Societe Generale IT staff will be a deciding factor in whether the bank's programme to prevent a repeat of the £3.6bn rogue trader fraud succeeds, according to a report published by the French bank last week.
The bank is spending £80m over the next two years including "significant IT investments" to prevent a repeat of the unauthorised trading activity carried out by Jermain Kerviel in January,
The bank's IT infrastructure has weaknesses, according to the report. IT improvements will contribute to a "considerable workload" for the overall programme of improvements.
"The capacity of the IT department to respond to all of the demands will be a determining factor in the programmes success," it said.
The bank has almost 200 people working on improving the its defences, which include improving the security of the IT infrastructure and applications, the control of IT user access rights and improving systems to detect inappropriate activity from within the company.
These include regularly changing passwords for sensitive applications and reinforcing access controls.

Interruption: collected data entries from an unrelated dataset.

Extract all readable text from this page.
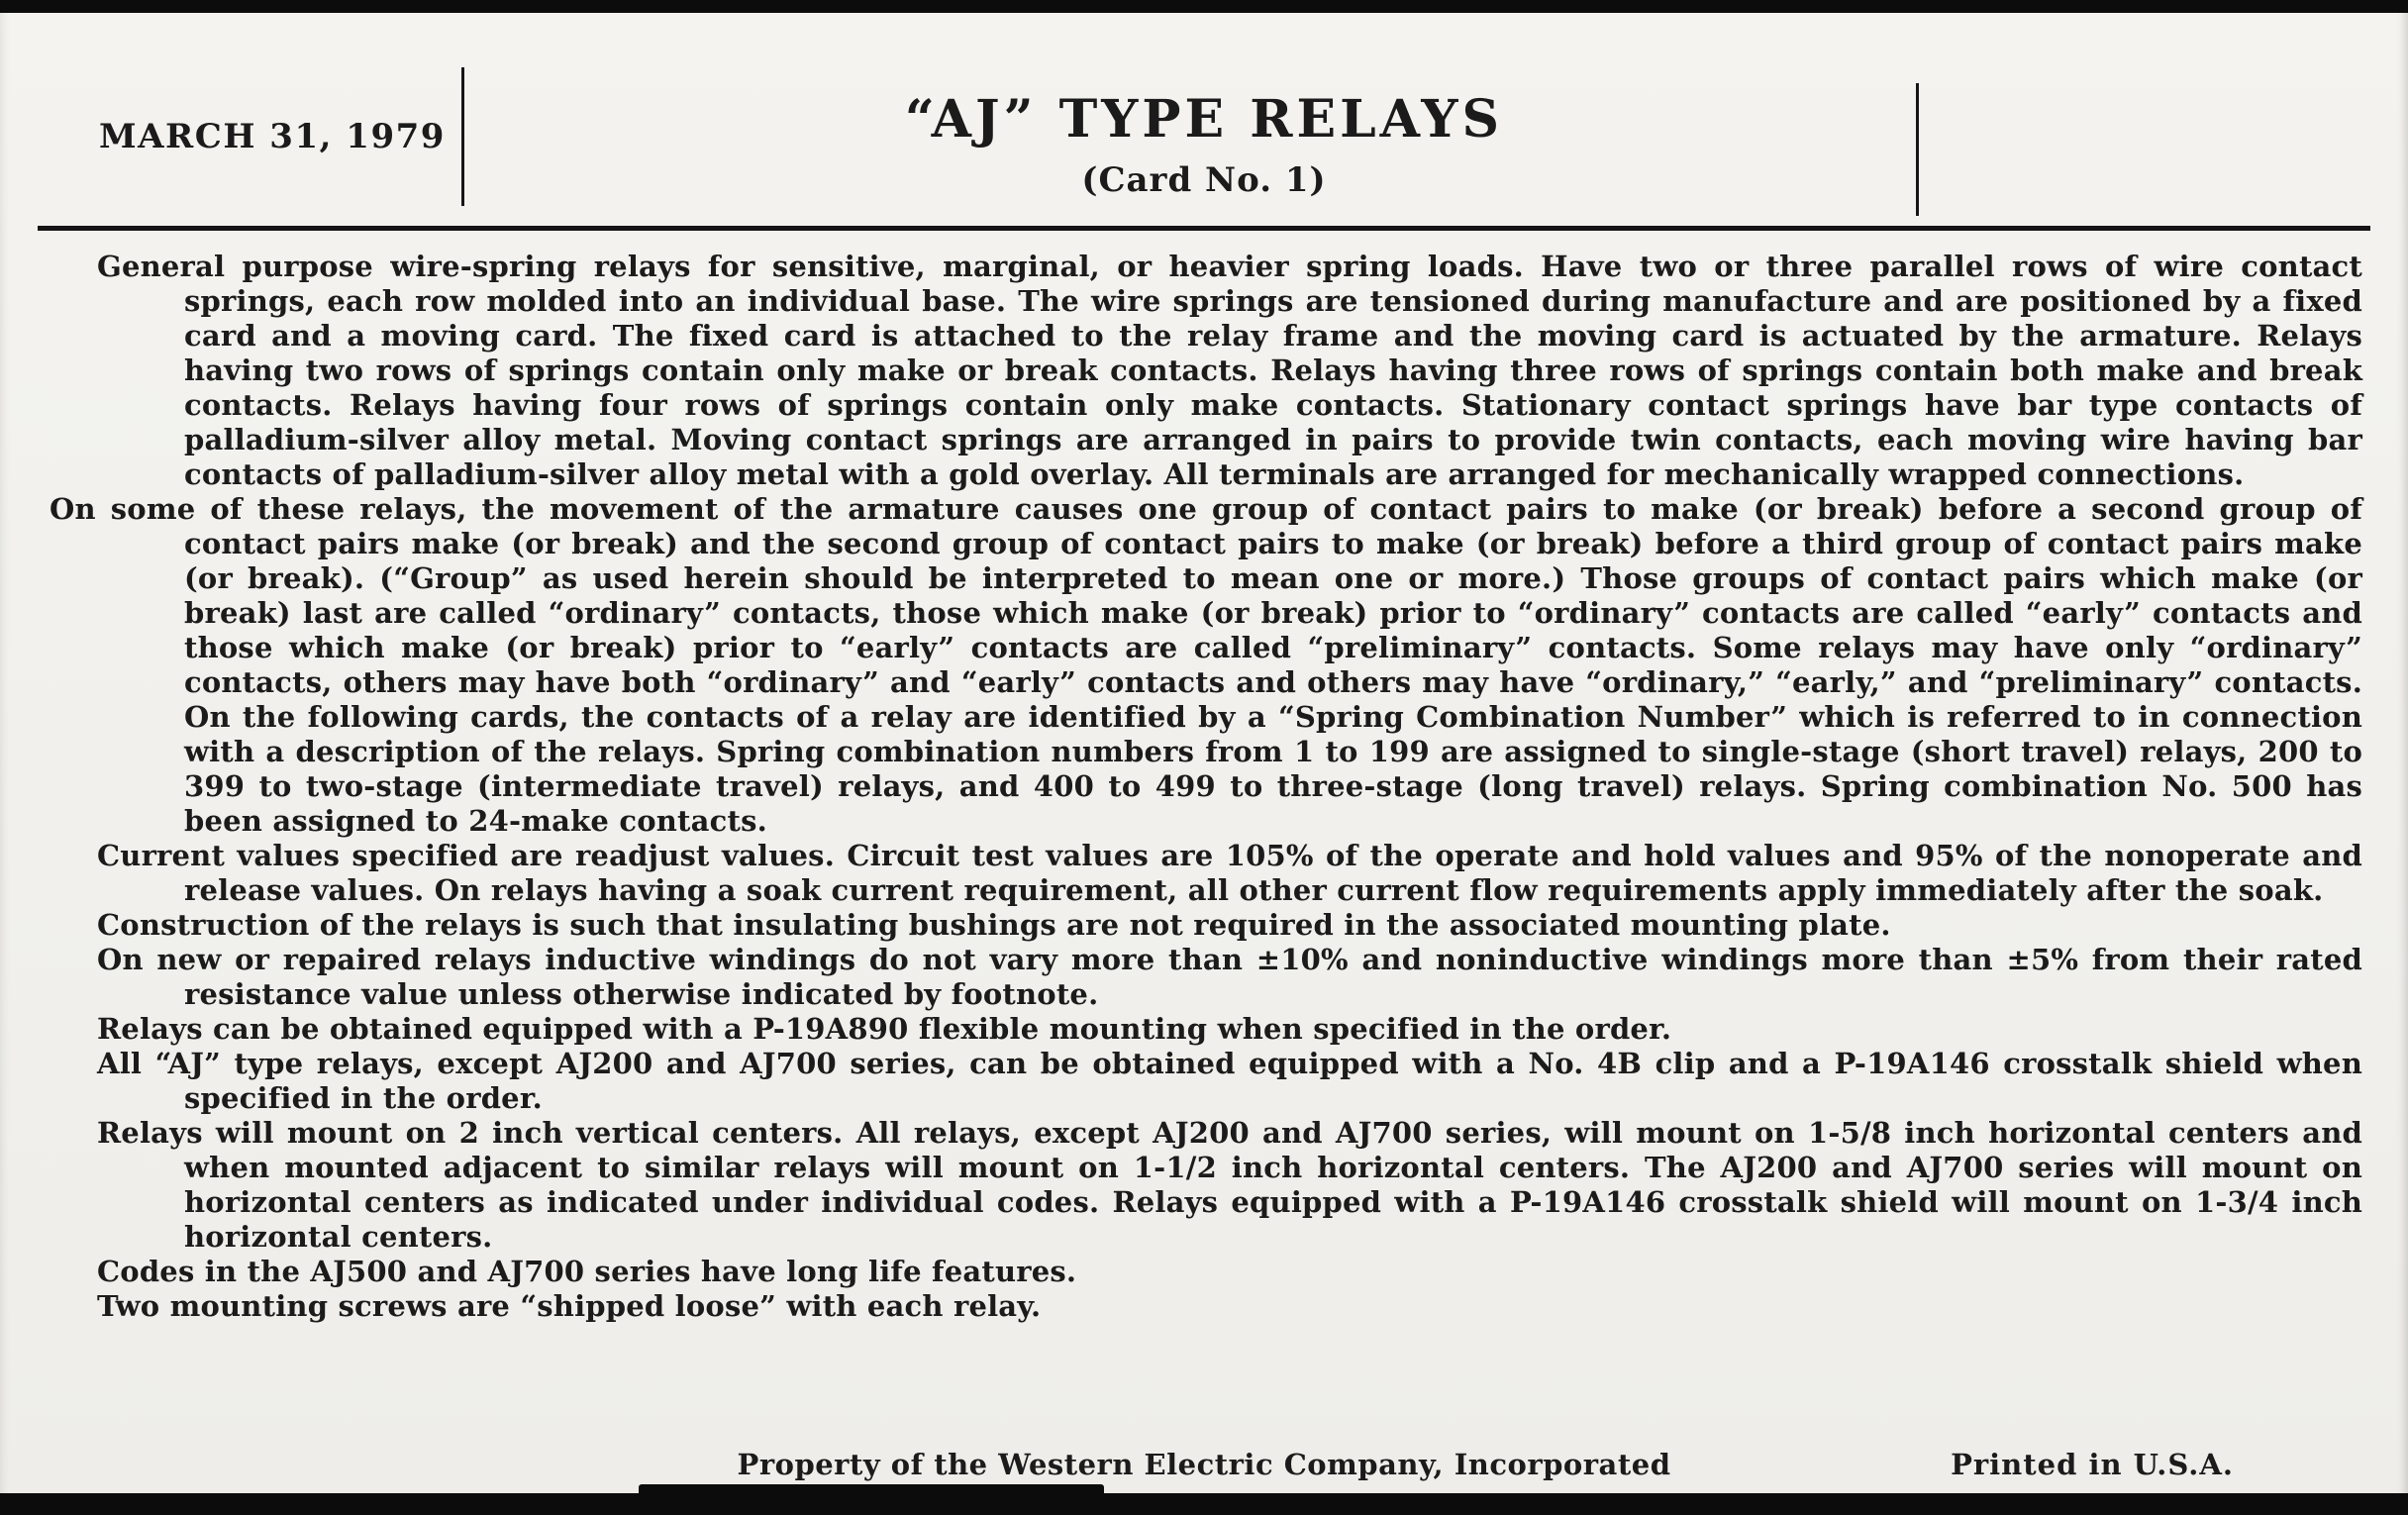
MARCH 31, 1979	“AJ” TYPE RELAYS
(Card No. 1)

General purpose wire-spring relays for sensitive, marginal, or heavier spring loads. Have two or three parallel rows of wire contact springs, each row molded into an individual base. The wire springs are tensioned during manufacture and are positioned by a fixed card and a moving card. The fixed card is attached to the relay frame and the moving card is actuated by the armature. Relays having two rows of springs contain only make or break contacts. Relays having three rows of springs contain both make and break contacts. Relays having four rows of springs contain only make contacts. Stationary contact springs have bar type contacts of palladium-silver alloy metal. Moving contact springs are arranged in pairs to provide twin contacts, each moving wire having bar contacts of palladium-silver alloy metal with a gold overlay. All terminals are arranged for mechanically wrapped connections.

On some of these relays, the movement of the armature causes one group of contact pairs to make (or break) before a second group of contact pairs make (or break) and the second group of contact pairs to make (or break) before a third group of contact pairs make (or break). (“Group” as used herein should be interpreted to mean one or more.) Those groups of contact pairs which make (or break) last are called “ordinary” contacts, those which make (or break) prior to “ordinary” contacts are called “early” contacts and those which make (or break) prior to “early” contacts are called “preliminary” contacts. Some relays may have only “ordinary” contacts, others may have both “ordinary” and “early” contacts and others may have “ordinary,” “early,” and “preliminary” contacts. On the following cards, the contacts of a relay are identified by a “Spring Combination Number” which is referred to in connection with a description of the relays. Spring combination numbers from 1 to 199 are assigned to single-stage (short travel) relays, 200 to 399 to two-stage (intermediate travel) relays, and 400 to 499 to three-stage (long travel) relays. Spring combination No. 500 has been assigned to 24-make contacts.

Current values specified are readjust values. Circuit test values are 105% of the operate and hold values and 95% of the nonoperate and release values. On relays having a soak current requirement, all other current flow requirements apply immediately after the soak.

Construction of the relays is such that insulating bushings are not required in the associated mounting plate.

On new or repaired relays inductive windings do not vary more than ±10% and noninductive windings more than ±5% from their rated resistance value unless otherwise indicated by footnote.

Relays can be obtained equipped with a P-19A890 flexible mounting when specified in the order.

All “AJ” type relays, except AJ200 and AJ700 series, can be obtained equipped with a No. 4B clip and a P-19A146 crosstalk shield when specified in the order.

Relays will mount on 2 inch vertical centers. All relays, except AJ200 and AJ700 series, will mount on 1-5/8 inch horizontal centers and when mounted adjacent to similar relays will mount on 1-1/2 inch horizontal centers. The AJ200 and AJ700 series will mount on horizontal centers as indicated under individual codes. Relays equipped with a P-19A146 crosstalk shield will mount on 1-3/4 inch horizontal centers.

Codes in the AJ500 and AJ700 series have long life features.

Two mounting screws are “shipped loose” with each relay.

Property of the Western Electric Company, Incorporated	Printed in U.S.A.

The report said work is under way and that the bank would continue to spend money on improving IT systems when initial projects are complete.
"These projects, which have already been launched, will for the most part be completed during the first half of 2009, although investment in IT will continue into 2010," said the report.
Bob McDowall, analyst at TowerGroup, said it is important for the bank's reputation to be seen to be spending money on IT security. "The main area is security related and Socgen is investing in biometric technology which is quite expensive and will require elaborate processes."